From the users’ point of view, all I see is upside. It removes a pain they already had, and it makes it easier to create best-of-breed stacks that use different parts of different clouds.
AWS mentioned that Azure would be joining the Interconnect standard later in 2026. If that’s correct and Microsoft joins, I suspect that everyone else will join (Oracle, the neoclouds).
My friend MBI (🇺🇸🇧🇩) argues convincingly that by making Google’s TPUs more easily accessible to AWS customers (the largest cloud customer base), both companies retain customers within their ecosystems while collectively expanding the viability of non-Nvidia hardware. That strengthens the hyperscalers’ negotiating position and contributes to long-term compute diversification.
🇺🇸👩🔬💾 Genesis Mission: U.S. Opens National Lab Data for AI Research
We don’t have many details on implementation yet, but a new plan will open 17 national labs’ data to AI labs:
An executive order issued on 24 November instructs the US Department of Energy (DoE) to create a platform through which academic researchers and AI firms can create powerful AI models using the government’s scientific data. [...]
The scale and timeline of the plan is ambitious. In 60 days, the DoE is expected to create a list of 20 potential science and technology challenges for the project to tackle, in areas of national priorities such as nuclear fusion, quantum information science and crucial materials.
The agency is supposed to create a full inventory of available federal computing resources and identify initial data assets to use, then work out how to safely include external data sets. The administration expects to demonstrate the platform’s capability for one of these research challenges in nine months.
This is a potential goldmine ⛏️
Access to massive, high-quality datasets not in Common Crawl could give American labs a significant advantage. It should also improve scientific reasoning capabilities, accelerating progress via autonomous ‘lab researcher’ agents.
This direct collaboration may also spark new ideas and research directions.
The new Genesis Mission is meant to provide “secure access to appropriate datasets, including proprietary, federally curated, and open scientific datasets, in addition to synthetic data generated through DOE computing resources”, according to the executive order.

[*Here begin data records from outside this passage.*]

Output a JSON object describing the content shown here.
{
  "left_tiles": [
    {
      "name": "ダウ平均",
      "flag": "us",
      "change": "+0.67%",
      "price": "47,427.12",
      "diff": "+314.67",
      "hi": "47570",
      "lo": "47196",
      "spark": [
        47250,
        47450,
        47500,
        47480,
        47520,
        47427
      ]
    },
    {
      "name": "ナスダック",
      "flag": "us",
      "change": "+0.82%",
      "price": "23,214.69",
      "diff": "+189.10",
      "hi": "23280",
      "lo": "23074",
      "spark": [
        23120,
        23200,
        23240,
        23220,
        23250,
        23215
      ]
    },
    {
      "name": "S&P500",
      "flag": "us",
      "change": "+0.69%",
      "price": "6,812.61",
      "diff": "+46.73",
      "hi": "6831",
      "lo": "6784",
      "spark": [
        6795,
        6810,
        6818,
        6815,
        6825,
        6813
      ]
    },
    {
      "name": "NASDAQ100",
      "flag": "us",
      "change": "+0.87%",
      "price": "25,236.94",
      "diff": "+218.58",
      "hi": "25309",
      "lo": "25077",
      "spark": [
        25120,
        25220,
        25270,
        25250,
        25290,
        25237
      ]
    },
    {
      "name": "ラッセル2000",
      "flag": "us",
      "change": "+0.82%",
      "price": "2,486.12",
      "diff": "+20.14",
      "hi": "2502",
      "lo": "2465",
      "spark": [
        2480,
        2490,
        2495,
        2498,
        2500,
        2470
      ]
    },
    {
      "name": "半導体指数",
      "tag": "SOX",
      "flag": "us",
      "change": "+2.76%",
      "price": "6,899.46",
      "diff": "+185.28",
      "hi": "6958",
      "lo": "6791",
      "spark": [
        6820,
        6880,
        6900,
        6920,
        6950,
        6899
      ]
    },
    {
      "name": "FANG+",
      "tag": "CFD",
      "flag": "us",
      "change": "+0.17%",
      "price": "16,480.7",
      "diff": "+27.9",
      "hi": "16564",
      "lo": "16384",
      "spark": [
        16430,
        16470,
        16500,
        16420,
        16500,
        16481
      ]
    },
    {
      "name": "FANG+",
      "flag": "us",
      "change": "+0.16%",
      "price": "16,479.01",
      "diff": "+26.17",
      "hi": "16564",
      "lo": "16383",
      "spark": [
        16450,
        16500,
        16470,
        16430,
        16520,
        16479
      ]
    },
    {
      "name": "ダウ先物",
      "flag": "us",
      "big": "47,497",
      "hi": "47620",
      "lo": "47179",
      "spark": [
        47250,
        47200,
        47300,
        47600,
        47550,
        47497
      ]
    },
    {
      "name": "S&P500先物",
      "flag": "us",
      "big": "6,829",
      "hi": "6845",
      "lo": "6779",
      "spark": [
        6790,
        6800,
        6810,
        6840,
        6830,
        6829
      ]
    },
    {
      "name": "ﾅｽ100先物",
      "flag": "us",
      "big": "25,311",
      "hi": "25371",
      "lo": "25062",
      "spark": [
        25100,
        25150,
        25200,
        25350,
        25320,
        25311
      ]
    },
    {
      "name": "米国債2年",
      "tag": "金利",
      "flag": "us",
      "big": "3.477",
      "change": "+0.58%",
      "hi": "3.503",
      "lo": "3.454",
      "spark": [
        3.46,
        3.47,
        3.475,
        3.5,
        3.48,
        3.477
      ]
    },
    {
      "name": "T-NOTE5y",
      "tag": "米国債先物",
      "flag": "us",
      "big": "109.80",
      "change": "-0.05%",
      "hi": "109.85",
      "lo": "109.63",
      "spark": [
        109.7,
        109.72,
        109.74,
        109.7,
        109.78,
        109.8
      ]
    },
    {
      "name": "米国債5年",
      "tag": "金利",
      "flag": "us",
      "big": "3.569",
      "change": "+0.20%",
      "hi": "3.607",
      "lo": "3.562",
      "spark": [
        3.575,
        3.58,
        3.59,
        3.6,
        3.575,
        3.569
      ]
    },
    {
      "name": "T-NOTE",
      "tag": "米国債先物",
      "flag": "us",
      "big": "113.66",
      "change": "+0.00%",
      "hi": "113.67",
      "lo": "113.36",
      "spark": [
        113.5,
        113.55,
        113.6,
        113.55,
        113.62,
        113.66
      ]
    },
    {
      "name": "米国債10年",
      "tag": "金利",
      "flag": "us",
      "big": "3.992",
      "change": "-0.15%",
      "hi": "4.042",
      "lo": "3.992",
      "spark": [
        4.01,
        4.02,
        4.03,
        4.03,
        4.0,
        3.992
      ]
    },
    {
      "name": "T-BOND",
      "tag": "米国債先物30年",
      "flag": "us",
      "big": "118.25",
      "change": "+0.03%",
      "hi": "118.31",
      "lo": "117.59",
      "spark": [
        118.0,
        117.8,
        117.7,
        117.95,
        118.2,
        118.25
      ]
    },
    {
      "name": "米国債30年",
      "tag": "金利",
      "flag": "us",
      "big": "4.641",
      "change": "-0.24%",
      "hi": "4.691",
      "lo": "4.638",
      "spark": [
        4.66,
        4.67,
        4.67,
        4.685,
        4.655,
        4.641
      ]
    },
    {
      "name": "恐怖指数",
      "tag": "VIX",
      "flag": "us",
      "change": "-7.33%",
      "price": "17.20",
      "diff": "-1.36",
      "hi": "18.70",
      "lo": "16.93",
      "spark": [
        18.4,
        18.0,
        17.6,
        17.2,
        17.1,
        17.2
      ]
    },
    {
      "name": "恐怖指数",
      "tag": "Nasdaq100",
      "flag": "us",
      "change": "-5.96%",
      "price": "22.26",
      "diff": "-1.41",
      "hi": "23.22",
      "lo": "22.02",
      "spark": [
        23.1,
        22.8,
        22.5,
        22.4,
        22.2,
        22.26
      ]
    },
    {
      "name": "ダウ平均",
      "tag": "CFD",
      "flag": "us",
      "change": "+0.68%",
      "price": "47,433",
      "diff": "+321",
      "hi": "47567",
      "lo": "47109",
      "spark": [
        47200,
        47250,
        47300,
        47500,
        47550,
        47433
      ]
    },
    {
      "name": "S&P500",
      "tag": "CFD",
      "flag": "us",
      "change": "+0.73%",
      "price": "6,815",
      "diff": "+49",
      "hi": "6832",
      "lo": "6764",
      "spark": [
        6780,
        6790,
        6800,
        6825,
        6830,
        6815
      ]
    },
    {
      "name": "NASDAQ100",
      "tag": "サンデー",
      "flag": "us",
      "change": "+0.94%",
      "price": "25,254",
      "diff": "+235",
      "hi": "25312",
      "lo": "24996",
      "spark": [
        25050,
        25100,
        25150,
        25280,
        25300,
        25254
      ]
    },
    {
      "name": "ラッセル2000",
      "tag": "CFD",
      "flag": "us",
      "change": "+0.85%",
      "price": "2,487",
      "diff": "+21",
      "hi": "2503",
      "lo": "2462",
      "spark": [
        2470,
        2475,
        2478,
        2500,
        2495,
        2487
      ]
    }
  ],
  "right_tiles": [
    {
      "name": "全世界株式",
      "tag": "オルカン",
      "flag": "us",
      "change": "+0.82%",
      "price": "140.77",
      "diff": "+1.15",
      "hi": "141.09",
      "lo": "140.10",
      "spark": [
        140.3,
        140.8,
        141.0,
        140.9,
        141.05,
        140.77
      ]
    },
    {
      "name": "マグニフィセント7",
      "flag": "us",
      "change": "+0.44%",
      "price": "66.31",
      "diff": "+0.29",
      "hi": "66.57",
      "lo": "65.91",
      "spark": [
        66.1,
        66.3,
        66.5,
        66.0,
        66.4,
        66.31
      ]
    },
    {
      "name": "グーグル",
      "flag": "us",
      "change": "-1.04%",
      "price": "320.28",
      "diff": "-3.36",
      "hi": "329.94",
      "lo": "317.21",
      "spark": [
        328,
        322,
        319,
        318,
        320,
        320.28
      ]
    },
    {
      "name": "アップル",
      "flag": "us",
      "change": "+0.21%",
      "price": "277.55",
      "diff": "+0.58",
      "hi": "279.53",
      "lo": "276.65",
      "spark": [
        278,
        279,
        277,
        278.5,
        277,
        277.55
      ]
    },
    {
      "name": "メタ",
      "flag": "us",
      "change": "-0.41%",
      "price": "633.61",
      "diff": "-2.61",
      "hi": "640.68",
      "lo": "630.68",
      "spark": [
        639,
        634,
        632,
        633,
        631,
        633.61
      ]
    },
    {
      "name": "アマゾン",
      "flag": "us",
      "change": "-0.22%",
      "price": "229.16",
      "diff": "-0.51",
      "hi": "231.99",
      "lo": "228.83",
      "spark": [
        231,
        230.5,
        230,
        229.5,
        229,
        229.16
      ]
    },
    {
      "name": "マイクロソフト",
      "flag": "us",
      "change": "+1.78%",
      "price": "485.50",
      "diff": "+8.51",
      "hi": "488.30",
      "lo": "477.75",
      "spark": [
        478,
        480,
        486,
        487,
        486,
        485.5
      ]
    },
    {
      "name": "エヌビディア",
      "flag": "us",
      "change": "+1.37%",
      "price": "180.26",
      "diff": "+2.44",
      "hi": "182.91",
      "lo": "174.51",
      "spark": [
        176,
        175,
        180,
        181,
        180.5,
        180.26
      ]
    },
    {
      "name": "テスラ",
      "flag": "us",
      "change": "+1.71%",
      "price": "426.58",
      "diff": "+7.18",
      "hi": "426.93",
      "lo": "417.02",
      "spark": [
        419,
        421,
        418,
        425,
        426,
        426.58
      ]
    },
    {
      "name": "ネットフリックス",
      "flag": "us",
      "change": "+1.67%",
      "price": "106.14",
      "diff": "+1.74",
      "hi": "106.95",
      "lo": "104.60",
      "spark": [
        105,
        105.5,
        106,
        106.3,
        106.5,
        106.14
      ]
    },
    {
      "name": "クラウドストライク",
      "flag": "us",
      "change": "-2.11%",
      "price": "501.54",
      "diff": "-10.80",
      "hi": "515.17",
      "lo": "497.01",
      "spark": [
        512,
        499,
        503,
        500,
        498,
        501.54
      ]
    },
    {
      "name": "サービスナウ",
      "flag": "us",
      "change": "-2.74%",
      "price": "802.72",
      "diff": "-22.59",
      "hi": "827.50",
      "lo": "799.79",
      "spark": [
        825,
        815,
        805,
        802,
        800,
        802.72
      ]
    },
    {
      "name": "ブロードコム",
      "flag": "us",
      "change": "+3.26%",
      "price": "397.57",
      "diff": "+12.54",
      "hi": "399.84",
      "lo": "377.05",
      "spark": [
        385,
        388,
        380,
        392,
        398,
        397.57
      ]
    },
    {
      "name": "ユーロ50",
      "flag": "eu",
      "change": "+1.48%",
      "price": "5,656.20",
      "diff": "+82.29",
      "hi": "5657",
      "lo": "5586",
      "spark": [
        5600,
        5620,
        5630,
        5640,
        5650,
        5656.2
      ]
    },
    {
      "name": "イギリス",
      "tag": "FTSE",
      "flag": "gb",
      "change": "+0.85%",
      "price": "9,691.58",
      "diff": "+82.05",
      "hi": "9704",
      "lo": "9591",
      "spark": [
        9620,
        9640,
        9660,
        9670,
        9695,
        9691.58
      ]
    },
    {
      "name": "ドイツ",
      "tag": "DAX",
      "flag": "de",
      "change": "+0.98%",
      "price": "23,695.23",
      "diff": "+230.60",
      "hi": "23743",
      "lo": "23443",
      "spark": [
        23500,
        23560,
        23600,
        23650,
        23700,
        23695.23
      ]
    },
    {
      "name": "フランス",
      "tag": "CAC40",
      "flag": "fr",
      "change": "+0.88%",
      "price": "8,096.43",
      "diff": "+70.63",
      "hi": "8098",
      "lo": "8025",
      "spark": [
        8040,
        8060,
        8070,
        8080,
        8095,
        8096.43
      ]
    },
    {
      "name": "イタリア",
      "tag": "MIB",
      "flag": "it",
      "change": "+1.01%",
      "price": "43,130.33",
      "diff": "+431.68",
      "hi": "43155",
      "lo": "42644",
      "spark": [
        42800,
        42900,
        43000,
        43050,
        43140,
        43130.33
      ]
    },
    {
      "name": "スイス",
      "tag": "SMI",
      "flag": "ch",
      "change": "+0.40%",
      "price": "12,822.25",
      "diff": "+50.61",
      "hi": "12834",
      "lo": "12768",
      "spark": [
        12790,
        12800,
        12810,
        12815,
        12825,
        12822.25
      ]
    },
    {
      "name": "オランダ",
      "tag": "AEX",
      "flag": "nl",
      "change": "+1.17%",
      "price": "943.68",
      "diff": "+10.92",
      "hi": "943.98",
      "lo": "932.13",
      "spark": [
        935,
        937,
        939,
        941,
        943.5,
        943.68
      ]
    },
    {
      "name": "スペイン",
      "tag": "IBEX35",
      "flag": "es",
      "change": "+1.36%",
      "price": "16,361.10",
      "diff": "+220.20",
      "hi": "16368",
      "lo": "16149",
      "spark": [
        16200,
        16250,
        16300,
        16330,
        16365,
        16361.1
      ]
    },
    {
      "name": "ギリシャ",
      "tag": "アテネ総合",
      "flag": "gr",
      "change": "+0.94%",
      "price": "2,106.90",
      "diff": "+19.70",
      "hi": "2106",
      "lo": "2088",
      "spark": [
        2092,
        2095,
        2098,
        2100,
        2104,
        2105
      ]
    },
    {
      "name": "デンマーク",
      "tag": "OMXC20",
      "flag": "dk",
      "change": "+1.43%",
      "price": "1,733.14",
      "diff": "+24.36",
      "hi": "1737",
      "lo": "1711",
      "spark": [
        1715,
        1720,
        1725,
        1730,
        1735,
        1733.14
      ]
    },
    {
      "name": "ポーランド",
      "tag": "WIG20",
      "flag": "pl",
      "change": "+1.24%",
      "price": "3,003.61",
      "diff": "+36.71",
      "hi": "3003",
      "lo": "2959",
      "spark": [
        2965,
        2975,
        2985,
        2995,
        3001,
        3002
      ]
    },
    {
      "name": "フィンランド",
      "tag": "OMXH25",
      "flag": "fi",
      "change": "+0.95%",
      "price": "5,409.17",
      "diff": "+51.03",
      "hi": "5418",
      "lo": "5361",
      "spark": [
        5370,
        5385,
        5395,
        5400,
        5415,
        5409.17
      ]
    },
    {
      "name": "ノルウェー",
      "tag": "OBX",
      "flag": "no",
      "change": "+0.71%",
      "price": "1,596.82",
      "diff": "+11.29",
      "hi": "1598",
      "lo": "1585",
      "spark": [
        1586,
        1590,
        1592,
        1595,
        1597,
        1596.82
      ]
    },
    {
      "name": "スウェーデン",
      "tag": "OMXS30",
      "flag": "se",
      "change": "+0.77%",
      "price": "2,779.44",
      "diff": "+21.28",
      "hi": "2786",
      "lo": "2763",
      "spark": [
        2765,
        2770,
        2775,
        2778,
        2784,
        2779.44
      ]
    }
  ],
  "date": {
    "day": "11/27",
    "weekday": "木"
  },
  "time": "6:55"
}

The Department of Energy has created a fancy website for it, but the real test will be execution: can DoE actually deliver clean, usable datasets at scale, and keep them secure from spies? 🕵️
🎨 🎭 Liberty Studio 👩🎨 🎥
🎬🍿 James Cameron’s Guided Tour of His Own Films 🎞️
There’s something special about hearing Cameron autopsy his own films and walk through what he was trying to do on each project. He’s as analytical about his films as he is technical about his shoots.
During the Abyss segment, Cameron shows real introspection about that notoriously brutal shoot, acknowledging the toll it took on the cast and crew. The origin story of Titanic is surprisingly random: Cameron basically wanted an excuse to dive to the wreck. It’s a reminder that cultural phenomena often emerge from personal obsessions, not calculated plans 🚢
This whole thing made me want to rewatch multiple films 😅
(I can’t wait for my boys to be old enough to watch Aliens and T2)






🔥🔥👍🏽
It's funny that the two BIG Cameron favourites (I concur with you) are both sequels.